GMC‘s Hummer EV, the electric truck, more than halved (56.8%) to 1,948.
Taken together, the Chevrolet and GMC electric lines shed roughly 15,000 units against the year-earlier quarter, a reversal for the vehicles GM had positioned as the volume engine of its EV strategy.
Cadillac Bucks the Trend
The exception was Cadillac, which GM called the country’s luxury electric-vehicle leader and credited with its best second quarter of EV sales on record.
The Optiq crossover, a newer entry, rose 31.4% to 4,236 units, and the three-row Vistiq climbed 14.7% to 2,001.
Those gains offset softness elsewhere in the Cadillac lineup, where the Lyriq fell 16.1% to 4,208 and the Escalade IQ dipped 2.2% to 1,771.
Combined, Cadillac‘s four electric models delivered 12,216 units, up about 3.6% year-over-year, making the luxury brand GM‘s largest source of EV volume for the quarter and the only division to grow its electric sales.

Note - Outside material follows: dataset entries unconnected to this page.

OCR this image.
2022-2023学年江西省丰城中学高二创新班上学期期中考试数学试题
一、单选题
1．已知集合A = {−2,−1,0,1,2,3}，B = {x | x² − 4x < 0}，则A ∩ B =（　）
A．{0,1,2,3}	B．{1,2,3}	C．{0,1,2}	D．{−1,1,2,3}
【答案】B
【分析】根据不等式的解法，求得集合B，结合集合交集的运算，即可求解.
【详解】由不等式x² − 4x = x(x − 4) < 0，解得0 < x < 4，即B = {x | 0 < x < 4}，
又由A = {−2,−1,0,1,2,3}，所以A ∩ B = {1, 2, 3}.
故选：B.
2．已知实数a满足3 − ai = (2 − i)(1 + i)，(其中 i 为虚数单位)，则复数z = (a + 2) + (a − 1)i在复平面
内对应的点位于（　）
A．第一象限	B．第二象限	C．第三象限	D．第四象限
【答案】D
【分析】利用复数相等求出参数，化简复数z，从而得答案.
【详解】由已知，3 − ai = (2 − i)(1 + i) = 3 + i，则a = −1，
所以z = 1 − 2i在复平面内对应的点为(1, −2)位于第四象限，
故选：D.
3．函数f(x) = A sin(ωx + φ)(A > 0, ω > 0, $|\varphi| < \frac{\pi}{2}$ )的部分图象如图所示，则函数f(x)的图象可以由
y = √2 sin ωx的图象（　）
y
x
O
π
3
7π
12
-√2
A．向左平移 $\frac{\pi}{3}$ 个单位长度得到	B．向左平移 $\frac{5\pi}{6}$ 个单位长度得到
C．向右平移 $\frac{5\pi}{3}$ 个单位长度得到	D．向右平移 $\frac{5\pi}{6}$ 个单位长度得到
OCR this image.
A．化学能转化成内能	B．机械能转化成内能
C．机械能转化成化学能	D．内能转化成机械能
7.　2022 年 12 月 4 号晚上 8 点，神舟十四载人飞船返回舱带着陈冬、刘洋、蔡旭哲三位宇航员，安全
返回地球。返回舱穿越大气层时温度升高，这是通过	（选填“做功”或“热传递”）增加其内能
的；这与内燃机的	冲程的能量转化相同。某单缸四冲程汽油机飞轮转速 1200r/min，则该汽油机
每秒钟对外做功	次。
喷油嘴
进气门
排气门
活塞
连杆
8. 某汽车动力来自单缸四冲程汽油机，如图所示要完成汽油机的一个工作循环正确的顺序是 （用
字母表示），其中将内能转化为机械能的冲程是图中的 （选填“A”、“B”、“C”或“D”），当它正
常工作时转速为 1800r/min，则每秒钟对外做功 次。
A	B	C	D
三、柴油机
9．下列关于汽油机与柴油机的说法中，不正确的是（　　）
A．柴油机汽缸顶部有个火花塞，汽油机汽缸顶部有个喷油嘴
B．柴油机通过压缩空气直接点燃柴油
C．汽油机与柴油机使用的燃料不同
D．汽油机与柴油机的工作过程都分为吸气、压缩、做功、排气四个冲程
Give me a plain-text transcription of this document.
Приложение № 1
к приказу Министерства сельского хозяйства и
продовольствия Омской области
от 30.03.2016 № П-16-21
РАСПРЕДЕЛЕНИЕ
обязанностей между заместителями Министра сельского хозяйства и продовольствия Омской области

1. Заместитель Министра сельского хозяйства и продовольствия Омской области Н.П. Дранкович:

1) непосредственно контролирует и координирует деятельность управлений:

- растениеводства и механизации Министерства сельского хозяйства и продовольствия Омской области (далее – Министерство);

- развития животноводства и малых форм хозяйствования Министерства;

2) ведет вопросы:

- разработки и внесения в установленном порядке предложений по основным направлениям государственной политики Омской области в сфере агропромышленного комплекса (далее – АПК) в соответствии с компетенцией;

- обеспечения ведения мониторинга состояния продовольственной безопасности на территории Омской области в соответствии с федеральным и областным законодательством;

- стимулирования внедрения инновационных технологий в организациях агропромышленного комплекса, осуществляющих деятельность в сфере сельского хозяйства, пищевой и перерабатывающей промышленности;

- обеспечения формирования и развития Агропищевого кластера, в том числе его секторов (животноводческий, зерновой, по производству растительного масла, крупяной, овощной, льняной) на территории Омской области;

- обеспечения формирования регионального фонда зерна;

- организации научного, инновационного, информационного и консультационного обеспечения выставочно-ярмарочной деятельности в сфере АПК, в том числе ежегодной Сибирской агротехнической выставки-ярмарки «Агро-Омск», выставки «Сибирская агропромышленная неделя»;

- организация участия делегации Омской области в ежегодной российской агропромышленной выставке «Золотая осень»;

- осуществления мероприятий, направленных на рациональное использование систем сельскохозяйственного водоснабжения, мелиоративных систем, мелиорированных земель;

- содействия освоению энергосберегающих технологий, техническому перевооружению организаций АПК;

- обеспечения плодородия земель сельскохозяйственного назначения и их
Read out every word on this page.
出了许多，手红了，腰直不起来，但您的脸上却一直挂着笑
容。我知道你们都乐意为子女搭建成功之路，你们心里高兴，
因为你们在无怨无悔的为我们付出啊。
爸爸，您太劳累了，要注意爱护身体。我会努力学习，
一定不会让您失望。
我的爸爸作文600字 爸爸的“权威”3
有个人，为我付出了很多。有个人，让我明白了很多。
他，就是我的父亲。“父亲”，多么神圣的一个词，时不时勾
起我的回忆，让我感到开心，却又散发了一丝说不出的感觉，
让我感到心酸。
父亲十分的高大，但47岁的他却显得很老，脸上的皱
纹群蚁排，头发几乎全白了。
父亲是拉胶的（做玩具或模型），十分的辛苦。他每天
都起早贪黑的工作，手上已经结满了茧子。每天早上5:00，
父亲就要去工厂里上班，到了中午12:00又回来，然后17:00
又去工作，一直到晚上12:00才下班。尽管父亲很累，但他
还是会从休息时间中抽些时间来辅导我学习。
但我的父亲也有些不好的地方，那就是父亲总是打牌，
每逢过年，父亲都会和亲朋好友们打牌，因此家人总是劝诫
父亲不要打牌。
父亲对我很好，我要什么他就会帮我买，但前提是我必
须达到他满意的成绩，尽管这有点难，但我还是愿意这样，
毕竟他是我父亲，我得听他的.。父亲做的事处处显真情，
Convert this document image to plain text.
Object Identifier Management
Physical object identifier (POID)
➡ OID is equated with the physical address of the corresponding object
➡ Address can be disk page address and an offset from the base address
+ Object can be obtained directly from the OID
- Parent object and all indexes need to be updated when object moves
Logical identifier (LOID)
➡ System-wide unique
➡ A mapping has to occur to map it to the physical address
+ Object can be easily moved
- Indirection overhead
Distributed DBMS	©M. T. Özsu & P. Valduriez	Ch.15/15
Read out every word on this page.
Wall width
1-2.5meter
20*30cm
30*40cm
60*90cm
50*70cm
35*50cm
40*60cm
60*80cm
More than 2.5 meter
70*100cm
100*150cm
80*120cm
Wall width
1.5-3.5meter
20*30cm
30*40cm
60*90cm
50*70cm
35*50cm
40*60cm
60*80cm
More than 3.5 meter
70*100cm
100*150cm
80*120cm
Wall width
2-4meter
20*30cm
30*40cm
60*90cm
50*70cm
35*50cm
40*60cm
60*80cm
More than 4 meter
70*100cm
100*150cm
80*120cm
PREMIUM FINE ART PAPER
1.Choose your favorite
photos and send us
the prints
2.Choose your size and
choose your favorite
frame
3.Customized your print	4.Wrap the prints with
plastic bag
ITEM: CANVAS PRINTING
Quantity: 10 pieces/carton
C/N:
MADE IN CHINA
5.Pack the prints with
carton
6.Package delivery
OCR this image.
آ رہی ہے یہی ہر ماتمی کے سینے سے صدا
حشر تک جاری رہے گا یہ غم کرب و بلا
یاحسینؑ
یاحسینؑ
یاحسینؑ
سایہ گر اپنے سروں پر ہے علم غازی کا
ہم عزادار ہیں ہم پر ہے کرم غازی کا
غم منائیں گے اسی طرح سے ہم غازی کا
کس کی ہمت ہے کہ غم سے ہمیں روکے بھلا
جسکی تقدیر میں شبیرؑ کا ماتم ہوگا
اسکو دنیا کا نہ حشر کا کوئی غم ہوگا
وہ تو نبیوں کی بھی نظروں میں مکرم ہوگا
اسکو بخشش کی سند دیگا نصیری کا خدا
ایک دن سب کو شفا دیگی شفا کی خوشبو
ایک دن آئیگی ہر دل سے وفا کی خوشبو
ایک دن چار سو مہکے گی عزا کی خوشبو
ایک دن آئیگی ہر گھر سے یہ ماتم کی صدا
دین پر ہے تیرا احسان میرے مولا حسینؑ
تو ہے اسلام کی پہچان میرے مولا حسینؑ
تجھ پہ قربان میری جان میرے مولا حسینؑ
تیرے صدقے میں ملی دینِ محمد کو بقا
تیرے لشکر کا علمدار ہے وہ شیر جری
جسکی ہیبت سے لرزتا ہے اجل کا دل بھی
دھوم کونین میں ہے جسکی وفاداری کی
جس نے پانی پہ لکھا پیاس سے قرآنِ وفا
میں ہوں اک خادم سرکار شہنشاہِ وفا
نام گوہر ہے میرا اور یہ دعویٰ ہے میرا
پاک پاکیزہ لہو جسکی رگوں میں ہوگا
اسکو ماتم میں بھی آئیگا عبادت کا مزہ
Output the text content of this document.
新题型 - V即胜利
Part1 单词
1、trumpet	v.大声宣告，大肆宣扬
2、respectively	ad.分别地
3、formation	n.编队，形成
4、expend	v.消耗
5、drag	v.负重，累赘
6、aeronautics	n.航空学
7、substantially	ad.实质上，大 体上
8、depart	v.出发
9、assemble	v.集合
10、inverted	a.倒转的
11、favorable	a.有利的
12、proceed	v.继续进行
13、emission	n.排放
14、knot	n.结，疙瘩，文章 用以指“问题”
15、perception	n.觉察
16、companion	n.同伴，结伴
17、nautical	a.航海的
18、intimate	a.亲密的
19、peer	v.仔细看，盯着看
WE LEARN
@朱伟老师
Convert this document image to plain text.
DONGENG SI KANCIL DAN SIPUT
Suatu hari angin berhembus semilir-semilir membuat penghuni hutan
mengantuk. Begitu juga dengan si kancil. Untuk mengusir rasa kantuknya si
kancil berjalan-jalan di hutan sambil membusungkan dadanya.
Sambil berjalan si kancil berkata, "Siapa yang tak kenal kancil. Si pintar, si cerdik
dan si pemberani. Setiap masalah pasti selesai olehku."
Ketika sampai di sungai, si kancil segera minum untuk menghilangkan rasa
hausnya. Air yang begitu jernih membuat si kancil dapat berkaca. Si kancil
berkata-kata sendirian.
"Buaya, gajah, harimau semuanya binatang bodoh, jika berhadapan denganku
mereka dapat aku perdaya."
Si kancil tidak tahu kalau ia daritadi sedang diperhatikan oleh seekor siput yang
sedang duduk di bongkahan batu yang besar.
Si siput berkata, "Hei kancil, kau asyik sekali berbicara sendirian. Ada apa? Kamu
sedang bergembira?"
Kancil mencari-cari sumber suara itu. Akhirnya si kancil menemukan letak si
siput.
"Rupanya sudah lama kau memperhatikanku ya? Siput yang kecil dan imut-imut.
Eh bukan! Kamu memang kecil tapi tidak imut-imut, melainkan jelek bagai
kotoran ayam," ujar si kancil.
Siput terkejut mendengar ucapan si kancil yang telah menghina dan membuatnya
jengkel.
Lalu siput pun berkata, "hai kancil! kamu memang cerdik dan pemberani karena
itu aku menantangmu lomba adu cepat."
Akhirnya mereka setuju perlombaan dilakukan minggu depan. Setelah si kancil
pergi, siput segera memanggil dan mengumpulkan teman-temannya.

GM said cumulative Cadillac EV sales passed 100,000 units at the end of April, and that Optiq deliveries rose 43.0% across the first half of the year.
The GMC Sierra EV offered the other bright spot, rising 15.2% to 1,756 units, though its modest scale did little to offset the broader retreat.
A Rising Share in a Shrinking Market
The first half of 2026 has brought a broad cooling in US EV demand after the rollback of federal purchase incentives that had underpinned the market.
GM itself flags the One Big Beautiful Bill Act among the regulatory risks to its business in the release, a reference to the legislation that ended the $7,500 federal EV tax credit.
Trucks and SUVs Anchor a Softer Quarter
The electric weakness sat inside a quarter that softened for GM as a whole, even as the company retained its lead over the US industry.
Total US deliveries fell 4.2% to 714,896 vehicles in the quarter, and slipped 6.8% to about 1.34 million across the first half, with GM attributing part of the year-over-year comparison to more than 12,000 discontinued models sold in the same quarter of 2025.
GM said it still led the US market in total sales, driven by demand for trucks, SUVs and crossovers, and claimed segment leadership in full-size pickups and full-size SUVs.
Duncan Aldred, president of GM North America, said “customer demand is resilient, especially for our trucks and SUVs,” pointing to a portfolio the company said allowed it to lead on sales while holding pricing and incentive discipline.
The company reported average transaction prices above $52,400 for the quarter, incentives that ran below the industry average, and quarter-end inventory of about 511,000 vehicles, or roughly 55 days of supply.
The strength of those internal-combustion and hybrid lines underscored how small the electric business has become within the wider company, and how much faster it is shrinking.
At 27,395 units, GM‘s quarterly US electric sales sit below the total for many single gas-powered models in its range, and are now contracting while the trucks and SUVs around them hold their ground.